• python-pymysql 操作数据库-创建-写入-多线程写入-读取-清空表


    python-pymysql 操作数据库

    创建数据库-表
    
    #导入pymysql
    import pymysql
    
    
    # 创建连接
    DBHOST = 'localhost'
    DBUSER = 'root'
    DBPASS = 'lxl123456'
    # DBNAME = 'test'
    
    # pymysql的接口获取链接
    def mysql_conn(host, user, password):
        # 传参版本
        try:
            conn = pymysql.connect(host=host, user=user, password=password)
            print('数据库连接成功!')
        except pymysql.Error as e:
            print("数据库连接失败:" + str(e))
        return conn
    
    # 先创建cursor负责操作conn接口
    conn = mysql_conn(DBHOST, DBUSER, DBPASS)
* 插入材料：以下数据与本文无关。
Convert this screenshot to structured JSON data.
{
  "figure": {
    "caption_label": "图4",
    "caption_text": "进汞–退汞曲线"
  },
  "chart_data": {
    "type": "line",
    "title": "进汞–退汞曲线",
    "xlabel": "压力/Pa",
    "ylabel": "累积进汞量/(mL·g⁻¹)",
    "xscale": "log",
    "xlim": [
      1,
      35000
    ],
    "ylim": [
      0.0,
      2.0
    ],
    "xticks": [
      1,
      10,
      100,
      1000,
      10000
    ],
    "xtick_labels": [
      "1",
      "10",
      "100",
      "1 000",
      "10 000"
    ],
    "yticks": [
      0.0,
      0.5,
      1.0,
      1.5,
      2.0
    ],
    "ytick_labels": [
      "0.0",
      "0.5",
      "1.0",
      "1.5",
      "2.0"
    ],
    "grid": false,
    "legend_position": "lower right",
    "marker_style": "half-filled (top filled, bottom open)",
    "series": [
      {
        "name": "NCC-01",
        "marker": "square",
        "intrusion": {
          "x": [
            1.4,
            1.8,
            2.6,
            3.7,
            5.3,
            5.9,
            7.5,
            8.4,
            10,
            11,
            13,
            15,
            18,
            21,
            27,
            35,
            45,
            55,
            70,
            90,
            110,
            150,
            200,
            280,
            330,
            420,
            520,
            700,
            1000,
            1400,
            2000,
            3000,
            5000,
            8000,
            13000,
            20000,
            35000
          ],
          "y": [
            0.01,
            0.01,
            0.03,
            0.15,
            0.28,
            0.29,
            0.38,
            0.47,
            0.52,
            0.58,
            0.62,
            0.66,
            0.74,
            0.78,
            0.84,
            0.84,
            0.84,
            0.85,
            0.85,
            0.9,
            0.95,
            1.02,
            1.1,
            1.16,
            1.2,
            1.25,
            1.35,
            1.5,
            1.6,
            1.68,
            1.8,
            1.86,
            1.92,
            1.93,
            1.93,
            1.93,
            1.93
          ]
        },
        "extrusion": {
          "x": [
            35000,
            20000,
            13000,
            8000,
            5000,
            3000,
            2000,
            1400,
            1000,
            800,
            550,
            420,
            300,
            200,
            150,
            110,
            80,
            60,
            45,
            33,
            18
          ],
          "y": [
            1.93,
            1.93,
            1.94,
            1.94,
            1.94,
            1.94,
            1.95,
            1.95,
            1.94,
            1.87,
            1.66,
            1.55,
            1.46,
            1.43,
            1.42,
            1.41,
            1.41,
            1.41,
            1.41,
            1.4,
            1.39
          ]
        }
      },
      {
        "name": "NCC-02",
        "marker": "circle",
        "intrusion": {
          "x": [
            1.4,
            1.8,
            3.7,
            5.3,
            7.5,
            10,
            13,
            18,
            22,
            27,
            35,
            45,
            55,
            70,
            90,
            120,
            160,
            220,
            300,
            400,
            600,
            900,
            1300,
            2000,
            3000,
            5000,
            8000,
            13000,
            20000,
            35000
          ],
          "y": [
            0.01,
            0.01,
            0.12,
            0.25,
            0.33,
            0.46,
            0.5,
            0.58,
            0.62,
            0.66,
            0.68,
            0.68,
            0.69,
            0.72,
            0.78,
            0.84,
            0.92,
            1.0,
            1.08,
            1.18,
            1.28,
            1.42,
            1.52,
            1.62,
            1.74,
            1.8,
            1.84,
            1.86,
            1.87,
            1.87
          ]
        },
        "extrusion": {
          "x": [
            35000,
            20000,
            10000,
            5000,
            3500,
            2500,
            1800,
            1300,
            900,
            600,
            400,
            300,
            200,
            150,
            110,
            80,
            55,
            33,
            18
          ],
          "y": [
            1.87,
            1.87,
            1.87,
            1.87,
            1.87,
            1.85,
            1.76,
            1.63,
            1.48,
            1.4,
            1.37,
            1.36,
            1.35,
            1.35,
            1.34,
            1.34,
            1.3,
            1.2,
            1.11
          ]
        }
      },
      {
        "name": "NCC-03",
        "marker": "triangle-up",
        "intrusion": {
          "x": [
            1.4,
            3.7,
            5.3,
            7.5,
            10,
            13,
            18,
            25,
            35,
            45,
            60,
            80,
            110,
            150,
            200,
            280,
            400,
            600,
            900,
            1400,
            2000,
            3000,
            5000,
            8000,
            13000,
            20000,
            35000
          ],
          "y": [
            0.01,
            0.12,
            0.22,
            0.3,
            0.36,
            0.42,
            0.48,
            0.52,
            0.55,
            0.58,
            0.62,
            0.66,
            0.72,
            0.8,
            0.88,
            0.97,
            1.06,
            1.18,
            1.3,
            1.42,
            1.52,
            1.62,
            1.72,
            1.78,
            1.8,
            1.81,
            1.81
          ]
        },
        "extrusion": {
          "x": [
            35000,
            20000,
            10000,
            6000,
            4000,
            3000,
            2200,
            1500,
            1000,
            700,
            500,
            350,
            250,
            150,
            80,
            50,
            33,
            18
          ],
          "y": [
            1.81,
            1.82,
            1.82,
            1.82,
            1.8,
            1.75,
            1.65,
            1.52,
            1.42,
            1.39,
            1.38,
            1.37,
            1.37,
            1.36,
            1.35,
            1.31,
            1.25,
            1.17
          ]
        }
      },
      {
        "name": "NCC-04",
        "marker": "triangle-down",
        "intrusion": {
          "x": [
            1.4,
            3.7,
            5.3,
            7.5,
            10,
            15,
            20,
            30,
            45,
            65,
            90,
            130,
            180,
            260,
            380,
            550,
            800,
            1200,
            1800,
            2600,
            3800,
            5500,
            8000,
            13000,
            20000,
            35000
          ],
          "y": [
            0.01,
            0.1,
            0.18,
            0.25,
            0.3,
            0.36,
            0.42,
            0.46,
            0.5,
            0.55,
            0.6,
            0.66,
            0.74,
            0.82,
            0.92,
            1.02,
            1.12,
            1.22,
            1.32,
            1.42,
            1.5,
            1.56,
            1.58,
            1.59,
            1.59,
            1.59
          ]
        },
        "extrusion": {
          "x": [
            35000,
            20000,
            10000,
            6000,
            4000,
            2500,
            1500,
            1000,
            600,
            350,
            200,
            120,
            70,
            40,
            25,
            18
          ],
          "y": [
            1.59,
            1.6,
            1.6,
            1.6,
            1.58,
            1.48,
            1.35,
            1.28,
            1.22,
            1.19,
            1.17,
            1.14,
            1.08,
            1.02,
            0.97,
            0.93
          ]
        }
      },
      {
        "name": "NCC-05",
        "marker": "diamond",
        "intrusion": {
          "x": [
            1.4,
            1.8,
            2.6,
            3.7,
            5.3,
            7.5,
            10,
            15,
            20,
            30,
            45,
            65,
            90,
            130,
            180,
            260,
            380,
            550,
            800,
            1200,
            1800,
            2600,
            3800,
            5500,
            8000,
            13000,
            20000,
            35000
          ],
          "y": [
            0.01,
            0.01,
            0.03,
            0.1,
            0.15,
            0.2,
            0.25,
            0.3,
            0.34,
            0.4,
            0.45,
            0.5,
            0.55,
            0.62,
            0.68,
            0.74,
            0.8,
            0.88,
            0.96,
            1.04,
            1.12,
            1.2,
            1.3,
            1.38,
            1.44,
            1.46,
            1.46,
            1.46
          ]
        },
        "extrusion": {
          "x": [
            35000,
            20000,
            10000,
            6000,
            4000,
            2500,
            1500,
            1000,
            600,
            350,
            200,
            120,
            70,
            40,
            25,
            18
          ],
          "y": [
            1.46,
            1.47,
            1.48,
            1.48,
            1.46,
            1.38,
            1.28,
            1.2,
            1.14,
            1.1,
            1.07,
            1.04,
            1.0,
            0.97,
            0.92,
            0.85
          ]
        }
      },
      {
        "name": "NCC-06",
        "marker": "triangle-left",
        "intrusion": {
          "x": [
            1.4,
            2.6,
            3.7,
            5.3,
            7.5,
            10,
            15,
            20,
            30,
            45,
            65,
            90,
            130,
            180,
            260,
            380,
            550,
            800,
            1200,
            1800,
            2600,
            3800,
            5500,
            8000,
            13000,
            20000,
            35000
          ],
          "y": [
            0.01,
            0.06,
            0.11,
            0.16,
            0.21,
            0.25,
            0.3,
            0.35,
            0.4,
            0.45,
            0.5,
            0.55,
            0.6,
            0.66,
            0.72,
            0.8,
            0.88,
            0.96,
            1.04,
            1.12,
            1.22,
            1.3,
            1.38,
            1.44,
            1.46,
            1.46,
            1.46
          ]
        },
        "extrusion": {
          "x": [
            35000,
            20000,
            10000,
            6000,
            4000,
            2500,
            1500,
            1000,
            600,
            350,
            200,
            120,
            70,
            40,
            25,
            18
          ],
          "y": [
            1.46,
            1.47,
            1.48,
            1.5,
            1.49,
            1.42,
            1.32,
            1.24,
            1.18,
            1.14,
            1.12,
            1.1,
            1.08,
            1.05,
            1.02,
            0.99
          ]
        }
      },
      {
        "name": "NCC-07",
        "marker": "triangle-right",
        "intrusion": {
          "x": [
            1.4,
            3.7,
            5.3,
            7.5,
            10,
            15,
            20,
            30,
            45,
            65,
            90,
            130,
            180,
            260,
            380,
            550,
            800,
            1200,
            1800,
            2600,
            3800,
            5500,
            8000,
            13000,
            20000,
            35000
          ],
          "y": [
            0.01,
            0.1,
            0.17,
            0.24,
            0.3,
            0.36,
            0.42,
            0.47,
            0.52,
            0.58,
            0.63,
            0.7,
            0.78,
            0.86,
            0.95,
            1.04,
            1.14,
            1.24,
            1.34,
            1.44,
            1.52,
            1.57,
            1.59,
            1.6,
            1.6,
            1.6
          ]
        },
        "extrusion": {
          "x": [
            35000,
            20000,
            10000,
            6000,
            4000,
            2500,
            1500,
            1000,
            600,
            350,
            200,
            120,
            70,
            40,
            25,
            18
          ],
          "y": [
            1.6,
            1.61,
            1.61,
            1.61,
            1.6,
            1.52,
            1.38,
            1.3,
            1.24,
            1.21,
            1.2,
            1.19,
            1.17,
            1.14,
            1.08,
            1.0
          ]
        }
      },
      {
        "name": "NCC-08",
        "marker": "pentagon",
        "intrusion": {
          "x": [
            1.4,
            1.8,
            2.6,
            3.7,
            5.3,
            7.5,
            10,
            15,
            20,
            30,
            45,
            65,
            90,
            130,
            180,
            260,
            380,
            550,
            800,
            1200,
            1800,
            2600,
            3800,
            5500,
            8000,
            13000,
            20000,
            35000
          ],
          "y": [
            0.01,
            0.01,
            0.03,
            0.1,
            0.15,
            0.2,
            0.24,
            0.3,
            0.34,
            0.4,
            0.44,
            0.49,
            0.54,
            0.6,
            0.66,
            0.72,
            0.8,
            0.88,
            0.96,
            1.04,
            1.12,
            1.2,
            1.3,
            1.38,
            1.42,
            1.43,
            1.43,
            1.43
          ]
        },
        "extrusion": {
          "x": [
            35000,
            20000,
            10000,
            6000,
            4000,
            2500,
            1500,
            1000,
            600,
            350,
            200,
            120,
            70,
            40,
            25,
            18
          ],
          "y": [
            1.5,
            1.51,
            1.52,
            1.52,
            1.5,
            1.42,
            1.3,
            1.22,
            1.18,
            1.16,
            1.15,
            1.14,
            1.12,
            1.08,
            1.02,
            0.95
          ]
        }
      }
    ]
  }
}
    cursor=conn.cursor() #设置游标
    
    # 创建数据库的sql(如果数据库存在就不创建,防止异常)
    sql = "CREATE DATABASE IF NOT EXISTS test" 
    # 执行创建数据库的sql
    cursor.execute(sql)
    cursor.execute("use test")
    # 创建表
    sql_2 = '''CREATE TABLE `express2` (
      `运单号` bigint NOT NULL AUTO_INCREMENT,
      `物流单号` VARCHAR(80),
      `物流宝单号` VARCHAR(80),
      `行业` VARCHAR(80),
      `货主` VARCHAR(80),
      `是否保价` VARCHAR(40),
      `是否催派` VARCHAR(40),
      `是否工单发起` VARCHAR(40),
      `是否预售下沉` VARCHAR(40),
      `停滞状态` VARCHAR(80),
      `停滞时长` INT,
      `停滞要求时长` INT,
      `是否超停滞要求时长` VARCHAR(80),
      `物流停滞节点` VARCHAR(80),
      `发货大区` VARCHAR(80),
      `发货省` VARCHAR(80),
      `仓code` VARCHAR(80),
      `仓库` VARCHAR(80),
      `配送公司` VARCHAR(150),
      `配送cp` VARCHAR(150),
      `配送类型` VARCHAR(80),
      `配送大区` VARCHAR(80),
      `收货大区` VARCHAR(80),
      `收货省` VARCHAR(80),
      `收货市` VARCHAR(80),
      `收货区县` VARCHAR(80),
      `区域类型` VARCHAR(80),
      `一级分拨` VARCHAR(80),
      `二级分拨` VARCHAR(80),
      `末分拨` VARCHAR(80),
      `网点id` VARCHAR(80),
      `网点` VARCHAR(80),
      `支付时间` VARCHAR(80),
      `创建时间` VARCHAR(80),
      `接单时间` VARCHAR(80),
      `出库时间` VARCHAR(80),
      `入交接区时间` VARCHAR(80),
      `揽收时间` VARCHAR(80),
      `一级分拨入时间` VARCHAR(80),
      `一级分拨出时间` VARCHAR(80),
      `二级分拨入时间` VARCHAR(80),
      `二级分拨出时间` VARCHAR(80),
      `末分拨入时间` VARCHAR(80),
      `末分拨出时间` VARCHAR(80),
      `网点入时间` VARCHAR(80),
      `领件时间` VARCHAR(80),
      `配送成功时间` VARCHAR(80),
      `配送应签时间` VARCHAR(80),
      PRIMARY KEY (`运单号`)
    ) ENGINE=InnoDB DEFAULT CHARSET=utf8;
    '''
    cursor.execute(sql_2)
    
    #关闭连接和游标
    conn.close()
    cursor.close()
    写入数据库
    
    #导入类
    import numpy as np
    import pandas as pd
    import pymysql
    
    info = pd.read_excel(r'/Users/linxianli/Desktop/数据.xlsx')
    info.shape
    '''
    (443378, 48)
    '''
    
    # 将 NAN 转化为 None
    info = info.astype(object).where(pd.notnull(info), None)
    
    # 创建连接
    DBHOST = 'localhost'
    DBUSER = 'root'
    DBPASS = 'lxl123456'
    DBNAME = 'test'
    
    # pymysql的接口获取链接
    def mysql_conn(host, user, password, db, port=3306, charset="utf8"):
        # 传参版本
        try:
            conn = pymysql.connect(host=host, user=user, password=password, database=db, port=port, charset=charset)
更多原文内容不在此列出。